Les évènements du 11 septembre 2012 ont prouvé que les intérêts de ces courants étaient différents. Les « Frères musulmans » et les groupes qui leur sont proches ont été les principaux bénéficiaires du « Printemps arabes » en prenant le pouvoir en Tunisie et en Égypte. Les salafistes sont, eux, restés en marge des gouvernements et des budgets, bien que leur présence en politique soit devenue légale.
On constate dans l’ensemble que l’expansion de l’islamisme dans le monde est dirigée par le Qatar et l’Arabie saoudite, comme c’est le cas dans les combats des insurgés syriens contre Assad. Téhéran continue à soutenir Damas, mais sans s’immiscer directement dans les opérations militaires en Syrie.
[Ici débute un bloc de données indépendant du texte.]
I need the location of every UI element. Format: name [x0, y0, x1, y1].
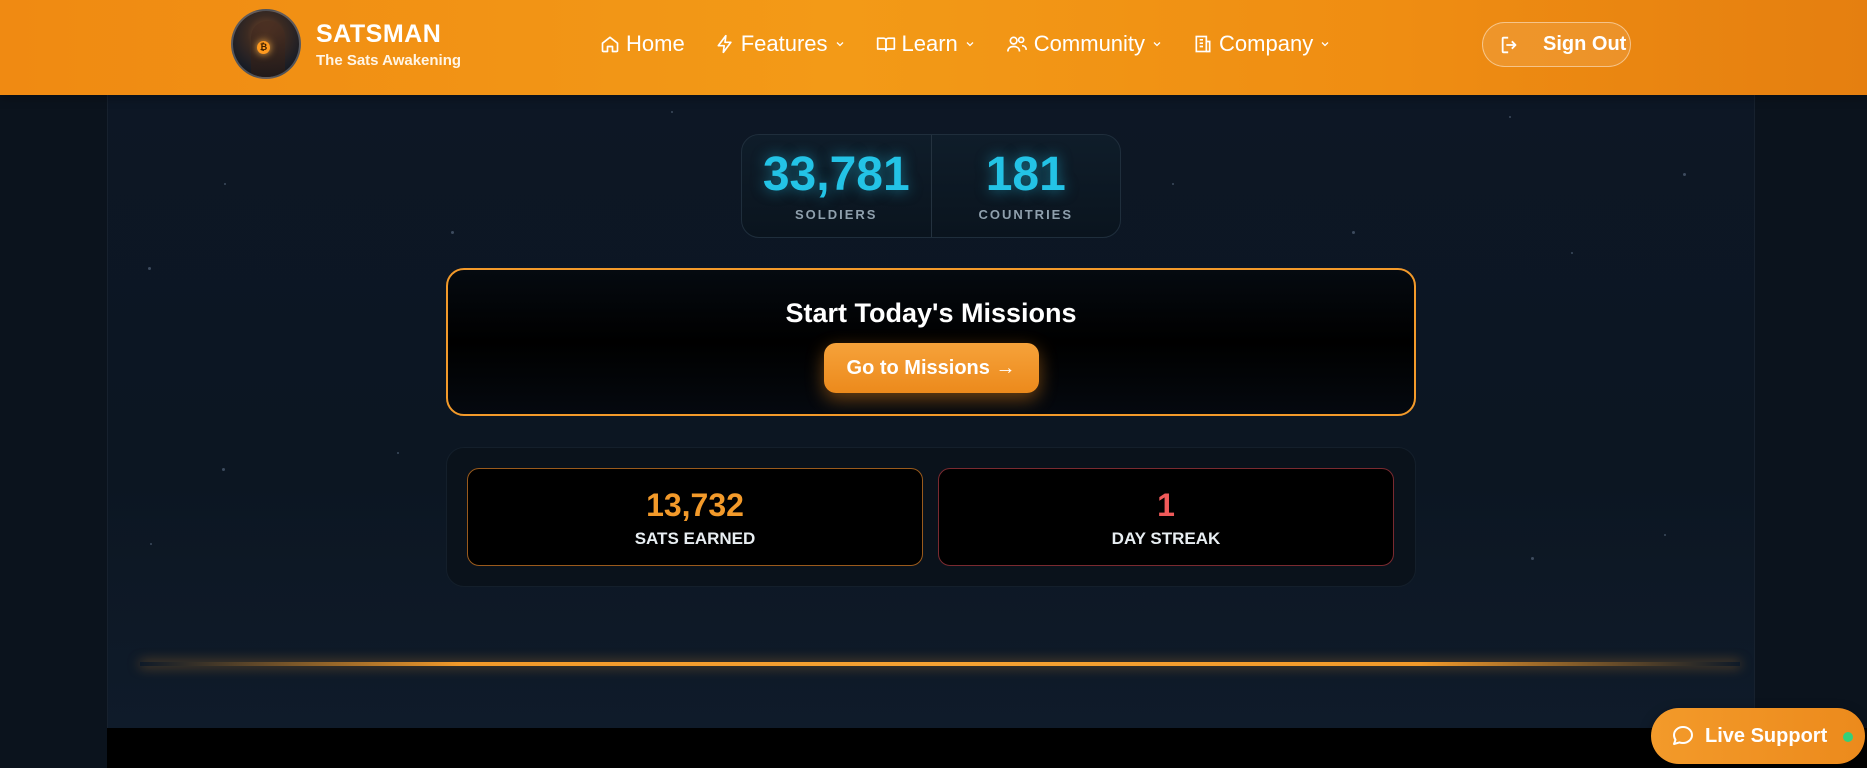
nav-company-label: Company: [1219, 31, 1314, 56]
missions-title: Start Today's Missions: [785, 298, 1077, 328]
chevron-down-icon: [1153, 42, 1161, 47]
building-icon: [1195, 35, 1211, 53]
logout-icon: [1501, 36, 1517, 53]
sign-out-label: Sign Out: [1543, 33, 1627, 55]
background-star: [1509, 116, 1511, 118]
chat-bubble-icon: [1673, 726, 1693, 745]
sats-earned-value: 13,732: [646, 487, 744, 523]
nav-home[interactable]: Home: [600, 28, 685, 60]
community-stats-card: 33,781 SOLDIERS 181 COUNTRIES: [741, 134, 1121, 238]
nav-community[interactable]: Community: [1006, 28, 1163, 60]
background-star: [451, 231, 454, 234]
top-navbar: ₿ SATSMAN The Sats Awakening Home Featur…: [0, 0, 1867, 95]
background-star: [1683, 173, 1686, 176]
section-divider: [140, 662, 1740, 666]
main-nav: Home Features Learn Community Company: [600, 28, 1361, 60]
live-support-label: Live Support: [1705, 724, 1828, 747]
nav-features[interactable]: Features: [715, 28, 846, 60]
nav-company[interactable]: Company: [1193, 28, 1331, 60]
nav-features-label: Features: [740, 31, 828, 56]
sats-earned-card: 13,732 SATS EARNED: [467, 468, 923, 566]
background-star: [150, 543, 152, 545]
go-to-missions-button[interactable]: Go to Missions →: [823, 343, 1039, 393]
background-star: [222, 468, 225, 471]
online-status-dot: [1843, 732, 1853, 742]
brand-text: SATSMAN The Sats Awakening: [316, 20, 461, 69]
background-star: [1571, 252, 1573, 254]
countries-stat: 181 COUNTRIES: [930, 135, 1121, 237]
lightning-icon: [717, 34, 732, 54]
background-star: [1352, 231, 1355, 234]
background-star: [148, 267, 151, 270]
background-star: [1531, 557, 1534, 560]
chevron-down-icon: [836, 42, 843, 47]
user-progress-panel: 13,732 SATS EARNED 1 DAY STREAK: [446, 447, 1416, 587]
footer-strip: [107, 728, 1867, 768]
soldiers-label: SOLDIERS: [795, 207, 878, 222]
missions-card: Start Today's Missions Go to Missions →: [446, 268, 1416, 416]
brand-name: SATSMAN: [316, 19, 442, 48]
brand-tagline: The Sats Awakening: [316, 51, 462, 69]
bitcoin-icon: ₿: [257, 41, 270, 54]
countries-count: 181: [985, 148, 1066, 201]
day-streak-value: 1: [1157, 487, 1175, 523]
soldiers-count: 33,781: [762, 148, 910, 201]
soldiers-stat: 33,781 SOLDIERS: [742, 135, 931, 237]
nav-learn-label: Learn: [901, 31, 958, 56]
countries-label: COUNTRIES: [978, 207, 1074, 222]
users-icon: [1006, 36, 1027, 52]
day-streak-card: 1 DAY STREAK: [938, 468, 1394, 566]
chevron-down-icon: [1321, 42, 1329, 47]
chevron-down-icon: [966, 42, 974, 47]
nav-community-label: Community: [1033, 31, 1146, 56]
sign-out-button[interactable]: Sign Out: [1482, 22, 1631, 67]
background-star: [1172, 183, 1174, 185]
live-support-button[interactable]: Live Support: [1651, 708, 1865, 764]
nav-home-label: Home: [626, 31, 685, 56]
background-star: [224, 183, 226, 185]
nav-learn[interactable]: Learn: [876, 28, 976, 60]
home-icon: [601, 36, 619, 53]
background-star: [1664, 534, 1666, 536]
brand[interactable]: ₿ SATSMAN The Sats Awakening: [231, 9, 461, 79]
background-star: [397, 452, 399, 454]
day-streak-label: DAY STREAK: [1111, 529, 1221, 548]
book-icon: [876, 37, 895, 52]
background-star: [671, 111, 673, 113]
brand-logo-avatar: ₿: [231, 9, 301, 79]
sats-earned-label: SATS EARNED: [634, 529, 756, 548]
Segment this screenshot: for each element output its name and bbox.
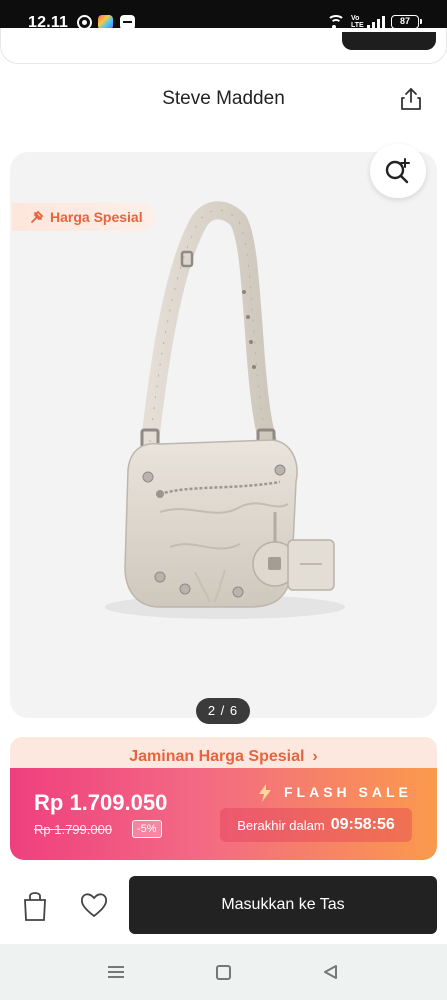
flash-sale-title: FLASH SALE [284, 784, 412, 800]
back-icon[interactable] [322, 964, 338, 980]
wishlist-heart-icon[interactable] [79, 890, 109, 920]
countdown-label: Berakhir dalam [237, 817, 325, 833]
visual-search-icon [385, 158, 410, 184]
promo-tag: Harga Spesial [12, 203, 155, 231]
promo-tag-label: Harga Spesial [50, 209, 143, 225]
product-page: 12.11 Vo LTE 87 Steve Madden Harga Spesi… [0, 0, 447, 1000]
chevron-right-icon: › [312, 748, 318, 765]
battery-icon: 87 [391, 15, 422, 29]
signal-icon [367, 15, 385, 29]
visual-search-button[interactable] [370, 144, 426, 198]
pin-icon [31, 210, 44, 223]
share-icon[interactable] [398, 86, 424, 112]
original-price: Rp 1.799.000 [34, 822, 113, 837]
discount-badge: -5% [132, 820, 162, 838]
page-header: Steve Madden [0, 70, 447, 128]
product-image-gallery[interactable] [10, 152, 437, 718]
countdown-time: 09:58:56 [330, 816, 395, 833]
product-image [105, 201, 345, 619]
recent-apps-icon[interactable] [108, 964, 124, 980]
flash-sale-banner: Rp 1.709.050 Rp 1.799.000 -5% FLASH SALE… [10, 768, 437, 860]
page-title: Steve Madden [162, 88, 285, 109]
previous-button-edge[interactable] [342, 32, 436, 50]
countdown-timer: Berakhir dalam 09:58:56 [220, 808, 412, 842]
add-to-bag-button[interactable]: Masukkan ke Tas [129, 876, 437, 934]
battery-level: 87 [399, 16, 410, 26]
shopping-bag-icon[interactable] [22, 888, 48, 922]
current-price: Rp 1.709.050 [34, 790, 168, 815]
guarantee-label: Jaminan Harga Spesial [129, 748, 305, 765]
home-icon[interactable] [216, 965, 231, 980]
image-pager: 2 / 6 [196, 698, 250, 724]
scrolled-content-edge [0, 28, 447, 66]
wifi-icon [327, 15, 345, 29]
volte-indicator: Vo LTE [351, 15, 364, 29]
lightning-icon [259, 784, 271, 802]
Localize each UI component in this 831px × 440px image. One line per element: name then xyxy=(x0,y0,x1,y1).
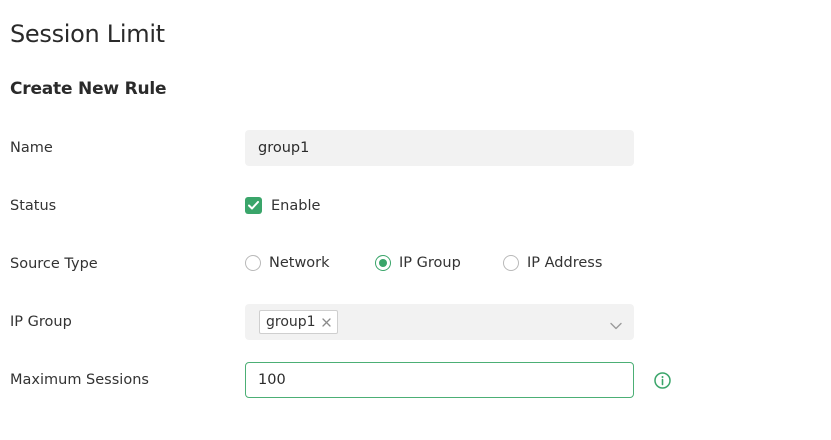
info-icon[interactable] xyxy=(654,372,671,389)
radio-option-ip-group[interactable]: IP Group xyxy=(375,255,503,271)
section-title: Create New Rule xyxy=(10,79,167,99)
check-icon xyxy=(248,201,259,210)
close-icon[interactable] xyxy=(321,317,331,327)
radio-ip-group-label: IP Group xyxy=(399,255,461,271)
name-label: Name xyxy=(10,140,53,156)
radio-ip-address[interactable] xyxy=(503,255,519,271)
ip-group-tag: group1 xyxy=(259,310,338,334)
source-type-radio-group: Network IP Group IP Address xyxy=(245,255,602,271)
status-label: Status xyxy=(10,198,57,214)
name-input[interactable] xyxy=(245,130,634,166)
radio-option-network[interactable]: Network xyxy=(245,255,375,271)
radio-ip-group[interactable] xyxy=(375,255,391,271)
source-type-label: Source Type xyxy=(10,256,98,272)
enable-checkbox[interactable] xyxy=(245,197,262,214)
radio-network[interactable] xyxy=(245,255,261,271)
max-sessions-input[interactable] xyxy=(245,362,634,398)
radio-option-ip-address[interactable]: IP Address xyxy=(503,255,602,271)
max-sessions-label: Maximum Sessions xyxy=(10,372,149,388)
enable-checkbox-label: Enable xyxy=(271,197,321,214)
radio-ip-address-label: IP Address xyxy=(527,255,603,271)
enable-checkbox-row[interactable]: Enable xyxy=(245,197,320,214)
ip-group-tag-label: group1 xyxy=(266,314,316,330)
ip-group-select[interactable]: group1 xyxy=(245,304,634,340)
radio-network-label: Network xyxy=(269,255,330,271)
chevron-down-icon[interactable] xyxy=(610,315,622,334)
ip-group-label: IP Group xyxy=(10,314,72,330)
page-title: Session Limit xyxy=(10,20,165,48)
Au Conseil de sécurité de l’ONU, la Russie et la Chine empêchent l’adoption d’une résolution autorisant une intervention extérieure contre Assad. Et à en juger les manœuvres de la flotte militaire russe près des côtes syriennes, cette tendance risque de durer.
Si Damas tient le coup jusqu’au déclenchement d’un conflit entre l’Iran et l’Arabie saoudite, le régime a une chance tenir.
Tactique du Golfe
Si l’Occident peut encore espérer trouver un accord avec des gouvernements, de tels arrangements sont exclus avec des groupes islamistes révolutionnaires disparates. Le dialogue est possible avec la participation du Qatar et de l’Arabie saoudite. Il ne faut néanmoins pas compter sur leur collaboration ou leur neutralité. Les attentats du 11 septembre à New York et Washington et les évènements de l’automne 2012 démontrent qu’après avoir atteint leurs objectifs grâce au soutien des États occidentaux, les islamistes n’hésitent pas à s’attaquer à l’Occident.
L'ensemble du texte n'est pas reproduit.